Je recherche une photo ou des photos sur le balisage des pistes des avions durant la dernière guerre mondiale .Je suis en train, disons plutôt que nous sommes en train de faire, un très grand diorama sur une base anglaise fictive au 1/48. Pour suivre cette construction allez sur figthers.com et ensuite projetAA. Alors les amis si vous avez une photo ou deux sur le balisage, je serai heureux . Merci à vous
Bonsoir Pierre, 1 - Je me suis permis de déplacer ta demande dans la rubrique vos recherches. 2 - Je crois que le bon lien pour suivre l'évolution du diorama est celui-ci: http://fighters.forumactif.com/t63367-c ... -projet-aa 3 - Je crois avoir vu, mais je ne sais plus où (est-ce sur internet ou dans une de mes livres), une photo ou l'on voyait un test de balisage de piste par temps de brouillard. (je crois que c'était un test fait avec des pipelines ou quelque chose d'approchant. Bien amicalement Prosper
Prosper Vandenbroucke a écrit:Bonsoir Pierre, 1 - Je me suis permis de déplacer ta demande dans la rubrique vos recherches. 2 - Je crois que le bon lien pour suivre l'évolution du diorama est celui-ci: http://fighters.forumactif.com/t63367-c ... -projet-aa 3 - Je crois avoir vu, mais je ne sais plus où (est-ce sur internet ou dans une de mes livres), une photo ou l'on voyait un test de balisage de piste par temps de brouillard. (je crois que c'était un test fait avec des pipelines ou quelque chose d'approchant. Bien amicalement Prosper
Bonjour Prosper Je connais l’adresse de figthers et surtout le projetAA, car ce projet j’en suis l’instigateur. Notre piste principale à l’heure actuelle mesure 8, 16 m X 1, 04 m de large, cela serait dommage de ne pas faire figurer le balisage sur un tel diorama. Les bombardiers partaient souvent à la tombée de la nuit ou rentraient dans la nuit, il y avait aussi en jour donc il y avait certainement un moyen de balisage de piste. C’est pour cela que je voudrais une photo ou deux de ce balisage si vous pouvez la trouver. J’ai pas mal de revues sur les aérodromes de la RAF dont j’ai une bonne doc sur celle d’OAKINGTON, si quelqu’un désire ces deux revues je peux vous les envoyer. Elles sont en anglais.
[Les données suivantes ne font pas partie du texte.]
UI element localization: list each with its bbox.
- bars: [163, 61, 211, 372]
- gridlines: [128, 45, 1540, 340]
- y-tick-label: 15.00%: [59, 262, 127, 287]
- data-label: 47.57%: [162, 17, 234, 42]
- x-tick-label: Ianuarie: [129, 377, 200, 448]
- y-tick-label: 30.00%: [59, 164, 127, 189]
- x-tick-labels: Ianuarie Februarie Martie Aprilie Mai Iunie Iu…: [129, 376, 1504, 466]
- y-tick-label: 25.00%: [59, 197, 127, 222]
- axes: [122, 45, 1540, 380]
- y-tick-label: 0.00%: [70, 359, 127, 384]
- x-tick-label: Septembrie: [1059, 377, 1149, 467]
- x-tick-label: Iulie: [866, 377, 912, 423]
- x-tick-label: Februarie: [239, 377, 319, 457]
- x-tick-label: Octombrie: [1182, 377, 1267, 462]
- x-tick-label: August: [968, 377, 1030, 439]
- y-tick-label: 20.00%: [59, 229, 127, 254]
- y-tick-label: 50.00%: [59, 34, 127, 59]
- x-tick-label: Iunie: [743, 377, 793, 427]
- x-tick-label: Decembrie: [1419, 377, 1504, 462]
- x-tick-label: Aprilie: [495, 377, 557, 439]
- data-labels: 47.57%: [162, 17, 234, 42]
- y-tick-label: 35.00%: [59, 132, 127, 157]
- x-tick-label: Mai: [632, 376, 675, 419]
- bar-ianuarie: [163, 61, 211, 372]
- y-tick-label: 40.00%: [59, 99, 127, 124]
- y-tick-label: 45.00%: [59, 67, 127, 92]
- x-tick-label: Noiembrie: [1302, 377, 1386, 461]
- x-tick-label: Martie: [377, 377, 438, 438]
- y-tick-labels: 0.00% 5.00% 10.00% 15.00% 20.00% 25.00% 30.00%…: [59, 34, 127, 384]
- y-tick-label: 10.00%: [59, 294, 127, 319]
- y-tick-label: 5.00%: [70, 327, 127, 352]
Bonjour Pierre, Je me doute que tu connais l'adresse du site, seulement la façon dont tu l'avais indiqué ne fonctionne pas, c'est le pourquoi que je me suis permis de mettre le lien au grand complet. Voici une vidéo qui explique le système FIDO, c'est un système nos seulement employé par temps de brouillard mais également de nuit.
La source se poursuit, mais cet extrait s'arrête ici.